Michigan law grants the executive branch emergency powers to deal with the threat of animal diseases. While these powers reside in the Animal Industry Act of 1988, they apply to all animals, not just livestock used in food production or other industries.[*] The statute enables the governor to assume emergency powers if the director of the state agriculture department recommends it. In addition, the director may issue his or her own emergency orders about animal-related threats to public safety. Lawmakers added these powers to the act in 2019.[91]
The state agriculture director can trigger this emergency if he or she “determines that a disease or condition in animals in this state poses an extraordinary emergency to the animal industry, public health, or human food chain” in Michigan.[92] “Disease” is defined as “any animal health condition with potential for economic impact, public or animal health concerns, or food safety concerns.”[93] This broad trigger offers significant latitude to the director to claim authority for initiating unilateral action.
Once an emergency is declared, the governor may “expedite necessary procedures to control the spread of, or to eradicate, the disease or condition.”[94] That is the extent of the statute’s scope of authority. What actions could qualify as “necessary procedures” is not defined, leaving the decision entirely to the governor. As highlighted previously, the EPGA used similar language, which the Michigan Supreme Court found insufficient as a safeguard. The statute also lacks a durational limit on the governor’s grant of unilateral authority.
The powers the director of the agricultural department possesses to issue emergency orders in case of animal diseases are similarly wide-ranging. The trigger is broad, enabling the director to issue and enforce an emergency order whenever he or she determines that an “animal disease or condition in animals will cause a significant impact on animals, the animal industry, or public health.”[95] The order must be “scientifically based” and “specific” and must “consider the impact on animals and product movement.” But these terms are not defined, and no other language in the law defines the scope of authority.
Unlike the governor’s power, however, a director’s emergency orders have a durational limit and must follow some procedural requirements. Emergency powers may not last longer than six months, and the director must notify the relevant animal industry within 72 hours of issuing emergency orders. If the emergency has “a significant impact on public health,” the director must consult with the state health department.[96]
The agriculture department also may assume emergency powers through the Insect Pests and Plant Diseases Act of 1945. These powers are not as broad and include several procedural safeguards. The scope of authority is also limited — to entering premises, examining potentially harmful insects or plants with infectious diseases and exterminating them.

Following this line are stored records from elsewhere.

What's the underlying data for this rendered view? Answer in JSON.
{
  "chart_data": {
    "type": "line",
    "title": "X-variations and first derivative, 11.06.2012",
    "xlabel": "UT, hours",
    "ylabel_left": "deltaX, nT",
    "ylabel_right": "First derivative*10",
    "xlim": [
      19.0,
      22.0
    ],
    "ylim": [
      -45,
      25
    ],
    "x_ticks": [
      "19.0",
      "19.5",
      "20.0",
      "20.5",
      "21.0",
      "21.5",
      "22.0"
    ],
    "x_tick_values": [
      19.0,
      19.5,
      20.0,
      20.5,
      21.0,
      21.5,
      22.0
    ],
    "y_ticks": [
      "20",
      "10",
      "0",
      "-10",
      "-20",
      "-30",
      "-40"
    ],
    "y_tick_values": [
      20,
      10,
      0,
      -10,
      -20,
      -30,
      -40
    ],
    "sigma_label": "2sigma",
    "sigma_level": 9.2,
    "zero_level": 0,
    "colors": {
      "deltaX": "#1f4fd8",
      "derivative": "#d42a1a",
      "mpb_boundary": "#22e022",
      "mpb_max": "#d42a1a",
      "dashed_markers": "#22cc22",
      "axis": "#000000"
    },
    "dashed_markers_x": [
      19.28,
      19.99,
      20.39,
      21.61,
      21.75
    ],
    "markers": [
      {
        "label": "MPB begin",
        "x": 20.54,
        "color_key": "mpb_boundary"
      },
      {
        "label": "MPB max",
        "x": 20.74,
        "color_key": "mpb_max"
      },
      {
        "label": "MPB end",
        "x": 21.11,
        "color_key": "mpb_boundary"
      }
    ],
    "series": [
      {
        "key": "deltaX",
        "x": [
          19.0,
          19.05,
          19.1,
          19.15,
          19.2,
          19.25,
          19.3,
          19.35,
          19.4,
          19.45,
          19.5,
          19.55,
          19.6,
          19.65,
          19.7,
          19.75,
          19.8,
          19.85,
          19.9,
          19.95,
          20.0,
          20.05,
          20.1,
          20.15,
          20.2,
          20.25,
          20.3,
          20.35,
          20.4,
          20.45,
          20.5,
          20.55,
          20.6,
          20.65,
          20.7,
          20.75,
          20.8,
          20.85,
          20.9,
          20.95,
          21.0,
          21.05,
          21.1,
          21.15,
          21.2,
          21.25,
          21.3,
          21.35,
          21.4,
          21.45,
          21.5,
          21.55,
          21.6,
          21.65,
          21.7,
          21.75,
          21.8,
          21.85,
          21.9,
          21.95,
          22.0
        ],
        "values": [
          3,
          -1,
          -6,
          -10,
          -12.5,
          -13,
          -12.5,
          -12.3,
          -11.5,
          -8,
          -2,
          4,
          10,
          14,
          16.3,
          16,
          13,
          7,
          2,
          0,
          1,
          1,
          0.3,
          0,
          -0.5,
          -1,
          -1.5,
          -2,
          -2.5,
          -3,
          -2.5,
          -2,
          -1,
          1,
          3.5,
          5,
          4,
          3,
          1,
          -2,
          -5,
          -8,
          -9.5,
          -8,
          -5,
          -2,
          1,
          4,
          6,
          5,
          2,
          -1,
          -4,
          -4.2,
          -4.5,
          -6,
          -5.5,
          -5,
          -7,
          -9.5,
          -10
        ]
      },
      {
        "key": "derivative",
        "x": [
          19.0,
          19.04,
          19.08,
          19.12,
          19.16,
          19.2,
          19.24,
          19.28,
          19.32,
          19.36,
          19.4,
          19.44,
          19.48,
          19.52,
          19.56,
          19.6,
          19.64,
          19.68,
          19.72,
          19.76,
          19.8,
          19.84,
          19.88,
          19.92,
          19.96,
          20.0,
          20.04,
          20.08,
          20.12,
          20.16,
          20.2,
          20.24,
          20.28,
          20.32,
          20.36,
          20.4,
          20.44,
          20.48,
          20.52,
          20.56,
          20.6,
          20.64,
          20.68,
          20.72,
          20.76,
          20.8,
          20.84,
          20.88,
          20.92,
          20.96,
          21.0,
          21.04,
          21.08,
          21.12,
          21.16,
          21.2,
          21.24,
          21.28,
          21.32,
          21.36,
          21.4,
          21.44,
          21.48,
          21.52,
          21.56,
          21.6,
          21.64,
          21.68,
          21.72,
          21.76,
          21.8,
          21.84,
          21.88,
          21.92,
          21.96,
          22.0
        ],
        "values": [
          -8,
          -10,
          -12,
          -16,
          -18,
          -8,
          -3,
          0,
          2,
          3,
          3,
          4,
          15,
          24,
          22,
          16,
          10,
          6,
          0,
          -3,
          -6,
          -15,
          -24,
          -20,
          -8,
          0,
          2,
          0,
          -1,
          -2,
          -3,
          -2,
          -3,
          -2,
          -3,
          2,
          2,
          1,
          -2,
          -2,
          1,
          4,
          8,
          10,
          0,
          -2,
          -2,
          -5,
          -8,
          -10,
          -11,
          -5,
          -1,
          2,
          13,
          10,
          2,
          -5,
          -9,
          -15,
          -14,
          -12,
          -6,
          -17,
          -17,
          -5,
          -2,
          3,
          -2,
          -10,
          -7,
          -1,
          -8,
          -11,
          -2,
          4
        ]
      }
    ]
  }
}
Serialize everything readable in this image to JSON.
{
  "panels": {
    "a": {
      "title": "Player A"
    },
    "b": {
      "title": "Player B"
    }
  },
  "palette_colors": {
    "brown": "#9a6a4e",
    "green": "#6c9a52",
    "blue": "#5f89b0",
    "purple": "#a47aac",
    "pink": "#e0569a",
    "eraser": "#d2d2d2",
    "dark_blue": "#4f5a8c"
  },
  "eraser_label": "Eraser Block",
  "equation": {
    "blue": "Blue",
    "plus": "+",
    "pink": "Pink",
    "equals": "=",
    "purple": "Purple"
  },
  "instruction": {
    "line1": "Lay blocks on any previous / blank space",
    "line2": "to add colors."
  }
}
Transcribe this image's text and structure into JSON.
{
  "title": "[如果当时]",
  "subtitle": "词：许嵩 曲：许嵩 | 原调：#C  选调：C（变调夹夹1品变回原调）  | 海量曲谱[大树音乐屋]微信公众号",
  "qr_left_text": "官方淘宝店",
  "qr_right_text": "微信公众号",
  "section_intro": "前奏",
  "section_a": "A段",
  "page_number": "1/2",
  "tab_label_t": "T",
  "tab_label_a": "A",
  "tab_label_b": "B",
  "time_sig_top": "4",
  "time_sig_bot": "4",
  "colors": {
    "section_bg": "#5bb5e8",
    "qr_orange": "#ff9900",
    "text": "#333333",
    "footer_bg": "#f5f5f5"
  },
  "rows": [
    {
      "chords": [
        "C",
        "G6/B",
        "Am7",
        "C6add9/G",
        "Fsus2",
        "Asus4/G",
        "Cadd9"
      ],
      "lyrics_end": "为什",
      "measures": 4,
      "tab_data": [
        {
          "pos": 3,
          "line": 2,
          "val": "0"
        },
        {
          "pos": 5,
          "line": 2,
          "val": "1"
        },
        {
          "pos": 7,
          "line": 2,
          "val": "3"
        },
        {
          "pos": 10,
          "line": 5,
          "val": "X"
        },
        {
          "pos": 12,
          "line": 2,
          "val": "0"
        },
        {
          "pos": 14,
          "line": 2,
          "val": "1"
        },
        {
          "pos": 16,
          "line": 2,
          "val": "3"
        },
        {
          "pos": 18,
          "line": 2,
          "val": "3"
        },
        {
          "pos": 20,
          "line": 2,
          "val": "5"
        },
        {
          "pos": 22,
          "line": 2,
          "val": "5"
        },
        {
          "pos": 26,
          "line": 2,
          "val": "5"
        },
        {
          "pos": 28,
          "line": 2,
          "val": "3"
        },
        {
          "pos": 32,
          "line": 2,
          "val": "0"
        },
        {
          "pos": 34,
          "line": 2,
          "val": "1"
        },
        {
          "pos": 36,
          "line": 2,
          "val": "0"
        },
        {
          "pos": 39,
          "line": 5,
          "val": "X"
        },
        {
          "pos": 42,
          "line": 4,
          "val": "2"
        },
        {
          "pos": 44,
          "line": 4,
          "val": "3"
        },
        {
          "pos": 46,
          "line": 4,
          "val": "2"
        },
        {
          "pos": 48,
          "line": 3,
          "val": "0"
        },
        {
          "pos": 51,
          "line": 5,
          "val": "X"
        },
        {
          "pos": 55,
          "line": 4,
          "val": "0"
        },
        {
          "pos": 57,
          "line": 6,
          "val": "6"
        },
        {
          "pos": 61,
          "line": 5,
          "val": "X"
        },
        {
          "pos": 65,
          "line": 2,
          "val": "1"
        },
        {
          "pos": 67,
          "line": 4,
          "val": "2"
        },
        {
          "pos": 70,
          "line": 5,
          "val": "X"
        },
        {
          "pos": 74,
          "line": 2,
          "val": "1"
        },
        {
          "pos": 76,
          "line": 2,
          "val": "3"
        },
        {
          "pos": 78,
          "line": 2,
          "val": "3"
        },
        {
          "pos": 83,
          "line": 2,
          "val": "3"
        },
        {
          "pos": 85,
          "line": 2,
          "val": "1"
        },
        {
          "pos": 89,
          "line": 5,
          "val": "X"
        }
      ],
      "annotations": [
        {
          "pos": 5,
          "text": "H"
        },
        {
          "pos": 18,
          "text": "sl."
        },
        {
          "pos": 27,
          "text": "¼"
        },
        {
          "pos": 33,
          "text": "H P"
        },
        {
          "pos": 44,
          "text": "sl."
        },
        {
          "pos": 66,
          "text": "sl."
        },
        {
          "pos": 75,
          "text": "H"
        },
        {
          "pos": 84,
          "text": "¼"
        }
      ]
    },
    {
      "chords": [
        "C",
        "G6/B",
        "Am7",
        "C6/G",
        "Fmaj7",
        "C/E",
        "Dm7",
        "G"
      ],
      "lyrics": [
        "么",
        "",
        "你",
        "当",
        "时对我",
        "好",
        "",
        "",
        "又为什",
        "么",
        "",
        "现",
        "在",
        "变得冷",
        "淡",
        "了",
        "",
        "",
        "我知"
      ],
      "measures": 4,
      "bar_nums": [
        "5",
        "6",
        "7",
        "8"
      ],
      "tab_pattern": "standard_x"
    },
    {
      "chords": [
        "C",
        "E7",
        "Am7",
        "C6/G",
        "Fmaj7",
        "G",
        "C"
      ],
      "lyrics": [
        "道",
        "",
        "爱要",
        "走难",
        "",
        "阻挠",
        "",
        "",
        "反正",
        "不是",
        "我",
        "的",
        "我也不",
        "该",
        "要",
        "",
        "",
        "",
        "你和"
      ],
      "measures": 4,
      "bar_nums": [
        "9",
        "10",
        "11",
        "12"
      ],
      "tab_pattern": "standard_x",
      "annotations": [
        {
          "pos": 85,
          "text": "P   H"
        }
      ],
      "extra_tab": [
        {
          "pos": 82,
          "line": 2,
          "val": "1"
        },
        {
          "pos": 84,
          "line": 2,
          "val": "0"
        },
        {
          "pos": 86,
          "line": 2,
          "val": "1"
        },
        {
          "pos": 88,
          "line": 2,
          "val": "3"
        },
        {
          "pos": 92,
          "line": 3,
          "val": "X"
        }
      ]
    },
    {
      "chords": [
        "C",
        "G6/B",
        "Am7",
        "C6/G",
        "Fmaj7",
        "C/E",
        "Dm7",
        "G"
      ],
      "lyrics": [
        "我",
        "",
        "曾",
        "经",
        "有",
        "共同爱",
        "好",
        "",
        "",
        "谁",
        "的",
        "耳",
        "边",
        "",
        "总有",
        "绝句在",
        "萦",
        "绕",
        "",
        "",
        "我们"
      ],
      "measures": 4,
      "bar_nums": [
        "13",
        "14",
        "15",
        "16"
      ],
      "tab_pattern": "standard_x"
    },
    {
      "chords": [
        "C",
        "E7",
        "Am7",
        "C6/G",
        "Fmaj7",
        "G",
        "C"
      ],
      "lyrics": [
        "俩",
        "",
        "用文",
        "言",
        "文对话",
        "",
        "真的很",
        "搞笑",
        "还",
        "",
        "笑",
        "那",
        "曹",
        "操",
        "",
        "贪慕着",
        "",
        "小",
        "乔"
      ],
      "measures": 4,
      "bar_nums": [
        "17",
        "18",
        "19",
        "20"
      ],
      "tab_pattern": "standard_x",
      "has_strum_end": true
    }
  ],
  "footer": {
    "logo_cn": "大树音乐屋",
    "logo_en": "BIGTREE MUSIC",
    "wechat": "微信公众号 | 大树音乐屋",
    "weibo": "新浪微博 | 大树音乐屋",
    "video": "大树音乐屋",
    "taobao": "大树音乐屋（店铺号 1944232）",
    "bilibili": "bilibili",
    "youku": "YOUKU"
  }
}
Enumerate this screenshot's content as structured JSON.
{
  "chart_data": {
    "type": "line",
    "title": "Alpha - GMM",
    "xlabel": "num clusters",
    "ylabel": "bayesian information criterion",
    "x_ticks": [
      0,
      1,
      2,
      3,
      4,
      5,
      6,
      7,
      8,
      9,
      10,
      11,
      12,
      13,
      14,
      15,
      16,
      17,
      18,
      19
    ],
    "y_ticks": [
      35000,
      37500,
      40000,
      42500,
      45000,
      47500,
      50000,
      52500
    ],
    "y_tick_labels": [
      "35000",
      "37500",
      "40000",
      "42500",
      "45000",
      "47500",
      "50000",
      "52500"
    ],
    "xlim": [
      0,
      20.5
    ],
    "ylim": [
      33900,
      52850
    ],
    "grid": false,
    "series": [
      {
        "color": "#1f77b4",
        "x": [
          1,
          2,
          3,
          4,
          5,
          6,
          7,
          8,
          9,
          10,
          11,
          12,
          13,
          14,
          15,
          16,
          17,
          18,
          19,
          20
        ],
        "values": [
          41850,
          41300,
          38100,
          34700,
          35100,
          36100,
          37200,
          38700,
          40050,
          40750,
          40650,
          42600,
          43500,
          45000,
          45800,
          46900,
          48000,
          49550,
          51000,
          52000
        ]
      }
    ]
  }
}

What might trigger this unilateral action is poorly defined, however. The statute authorizes emergency action when the director becomes aware that “any dangerous insects or infectious diseases exist or are supposed to exist within this state.”[97] If they do exist, the director must notify affected property owners. If they cannot be reached, the department must post notices in conspicuous places and notify nearby landowners. The department must issue these notices 15 days before it starts to remove the pests or diseased plants. Landowners who disagree with the department’s decision may appeal to the department within 10 days, but the director has the final say.[98]
The statute implies that these notices should contain an order for property owners to remove the plants that are infected or harbor harmful pests. It states that if they refuse to “carry out the orders [of the department] within the period stated in the notice,” then the department must “employ such aid as may be necessary to carry out” the orders.[99] Presumably, this means the department may remove the plants itself.
[*] The statute defines “animal” as “mollusks, crustaceans, and vertebrates other than human beings including, but not limited to, livestock, exotic animals, aquaculture species, and domestic animals.” MCL § 287.703(b).